Mahesh Bijjawara, Upendra Bidre, Vijay Shekarappa, Arun Kumar, Srinivasa Reddy
Department of Spine Surgery, Jain Institute of Spine Care and Research (JISAR), Bhagwan Mahaveer Jain Hospital, Bangalore, India.
Asian Spine J. 2016 Dec;10(6):1007-1017. doi: 10.4184/asj.2016.10.6.1007. Epub 2016 Dec 8.
Technique description and retrospective data analysis.
To describe the technique of cervical kyphosis correction with partial facetectomies and evaluate the outcome of single-stage posterior decompression and kyphosis correction in multilevel cervical myelopathy.
Kyphosis correction in multilevel cervical myelopathy involves anterior and posterior surgery. With the advent of cervical pedicle screw-rod instrumentation, single-stage posterior kyphosis correction is feasible and can address stretch myelopathy by posterior shortening.
Nine patients underwent single-stage posterior decompression and kyphosis correction for multilevel cervical myelopathy using cervical pedicle screw instrumentation from March 2011 to February 2014 and were evaluated preoperatively and postoperatively with modified Japanese Orthopaedic Association (mJOA) scoring and computed tomography scans for radiological measurements. Kyphosis assessment was made with Ishihara curvature index and C2-C7 Cobb's angle. The linear length of the spinal canal and the actual spinal canal length were also evaluated. The average follow-up was 40.56 months (range, 20 to 53 months).

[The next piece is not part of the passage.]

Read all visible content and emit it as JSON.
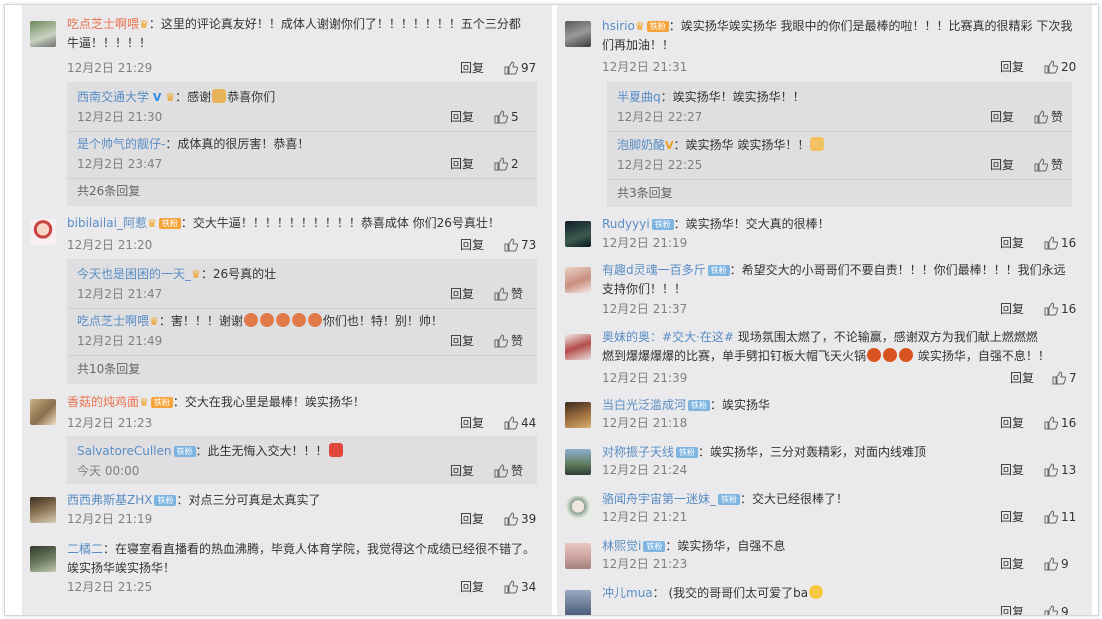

The average preoperative C2-7 Cobb's angle of 6.3° (1° to 12°) improved to 2° (10° to -9°). Ishihara index improved from -15.8% (-30.5% to -4.7%) to -3.66% (-14.5% to +12.6%). The actual spinal canal length decreased from 83.64 mm (range, 76.8 to 91.82 mm) to 82.68 mm (range, 75.85 to 90.78 mm). The preoperative mJOA score of 7.8 (range, 3 to 11) improved to 15.0 (range, 13 to 17).
Single-stage posterior decompression and kyphosis correction using cervical pedicle screws for multilevel cervical myelopathy may address stretch myelopathy, in addition to decompression in the transverse plane. However, cervical lordosis was not achieved with this method as predictably as by the anterior approach. The present study shows evidence of mild shortening of cervical spinal canal and a positive correlation between canal shortening and clinical improvement.
技术描述与回顾性数据分析。
描述采用部分关节突切除术矫正颈椎后凸畸形的技术,并评估多节段颈椎脊髓病一期后路减压及后凸畸形矫正的效果。
多节段颈椎脊髓病的后凸畸形矫正涉及前路和后路手术。随着颈椎椎弓根螺钉-棒系统的出现,一期后路后凸畸形矫正可行,且可通过后路缩短来解决牵张性脊髓病。
2011年3月至2014年2月,9例多节段颈椎脊髓病患者接受了使用颈椎椎弓根螺钉器械的一期后路减压及后凸畸形矫正手术,并在术前和术后采用改良日本骨科学会(mJOA)评分及计算机断层扫描进行影像学测量评估。采用石原曲率指数和C2-C7 Cobb角进行后凸畸形评估。还评估了椎管的线性长度和实际椎管长度。平均随访时间为40.56个月(范围20至53个月)。
术前C2-7 Cobb角平均为6.3°(1°至12°),术后改善至2°(10°至-9°)。石原指数从-15.8%(-30.5%至-4.7%)改善至-3.66%(-14.5%至+12.6%)。实际椎管长度从83.64 mm(范围76.8至91.82 mm)降至82.68 mm(范围75.85至90.78 mm)。术前mJOA评分为7.8(范围3至11),术后改善至15.0(范围13至17)。
对于多节段颈椎脊髓病,采用颈椎椎弓根螺钉进行一期后路减压及后凸畸形矫正,除了在横断面上进行减压外,还可能解决牵张性脊髓病。然而,与前路手术相比,该方法未能如预期那样恢复颈椎前凸。本研究显示了颈椎管轻度缩短的证据,以及椎管缩短与临床改善之间的正相关关系。